Using __syncthreads() while using two shared arrays

My CUDA kernel looks somewhat like this. I am using two shared arrays. I am doing some sort of loop tiling inside the kernel. So, the first shared array needs to be updated with outer loop’s (block1) iteration, while the second shared array needs to be update with the iteration of the inner loop (block2).
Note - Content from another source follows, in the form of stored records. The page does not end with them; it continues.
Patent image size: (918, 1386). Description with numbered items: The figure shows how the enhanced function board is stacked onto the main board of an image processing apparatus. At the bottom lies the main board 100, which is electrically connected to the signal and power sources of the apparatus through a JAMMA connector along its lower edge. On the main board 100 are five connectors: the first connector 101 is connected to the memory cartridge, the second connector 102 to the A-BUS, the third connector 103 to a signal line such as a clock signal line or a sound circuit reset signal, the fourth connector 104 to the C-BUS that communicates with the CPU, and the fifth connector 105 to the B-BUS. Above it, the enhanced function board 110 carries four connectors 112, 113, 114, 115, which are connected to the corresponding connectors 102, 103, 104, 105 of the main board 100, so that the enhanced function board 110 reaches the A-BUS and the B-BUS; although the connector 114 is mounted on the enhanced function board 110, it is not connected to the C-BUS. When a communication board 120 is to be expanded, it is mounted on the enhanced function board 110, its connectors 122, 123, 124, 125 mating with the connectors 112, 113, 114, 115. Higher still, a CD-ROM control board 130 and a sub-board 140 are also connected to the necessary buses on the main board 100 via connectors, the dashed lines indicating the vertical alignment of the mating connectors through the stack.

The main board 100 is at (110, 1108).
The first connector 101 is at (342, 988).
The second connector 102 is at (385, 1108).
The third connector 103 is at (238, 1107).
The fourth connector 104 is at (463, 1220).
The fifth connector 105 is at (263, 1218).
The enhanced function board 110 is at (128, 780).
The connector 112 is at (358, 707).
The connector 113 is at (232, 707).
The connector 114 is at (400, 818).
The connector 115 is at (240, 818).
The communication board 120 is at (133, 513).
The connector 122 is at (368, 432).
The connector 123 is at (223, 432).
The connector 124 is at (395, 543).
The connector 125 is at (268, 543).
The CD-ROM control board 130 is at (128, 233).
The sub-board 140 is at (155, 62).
However, it looks like I am not getting first shared array’s data right, while the second array’s data looks correct. I am using only __syncthreads after updating the second array in the hope that every threads will need to wait till this point. Do I need to use the __syncthreads() after the first array update (the line where I commented out the __syncthreads()). Using this here slows down the whole process significantly.

What should I do?

extern __shared__ unsigned long long int shared_matrix[];
extern __shared__ unsigned long long int shared_matrix2[];

for(int block1 = block_index; block1 < num_blocks; block1++){
   int i3_start = block1 * 32;
   for(int i = 0; i < group_size; i++) {
       shared_matrix[localIdx * group_size + i] = global_matrix[(block1 * 32 + localIdx) * group_size + i];
   }
   //__syncthreads(); Should I need this line since I have a following syncthreads later?
   for(int block2 = block1; block2 < num_blocks; block2++) {
       int i4_start = block2 * 32;
       
       for(int i = 0; i < group_size; i++) {
           shared_matrix2[localIdx * group_size + i] = global_matrix[(block1 * 32 + localIdx) * group_size + i];
       }
       __syncthreads();
       
       for(int i3 = i3_start; i3 < i3_max; i3++){
           for(int i4 = i4_start; i4 < i4_max; i4++) {
               f(shared_matrix[g(i3)], shared_matrix2[g(i4)]);

           }
       }
    }
}
  • its frequently the case that with a loop around shared load/usage cycles, at least two __syncthreads() statements are needed. The reads and writes often need to be protected from each other, as the loop proceeds. Since you have multiple shared arrays and multiple sets of loops, its quite possible you might need more than two.
  • the compute-sanitizer --racecheck tool is very useful for this type of work. You might want to learn how to use it.
  • I wouldn’t be able to make definitive statements based on incomplete snippets.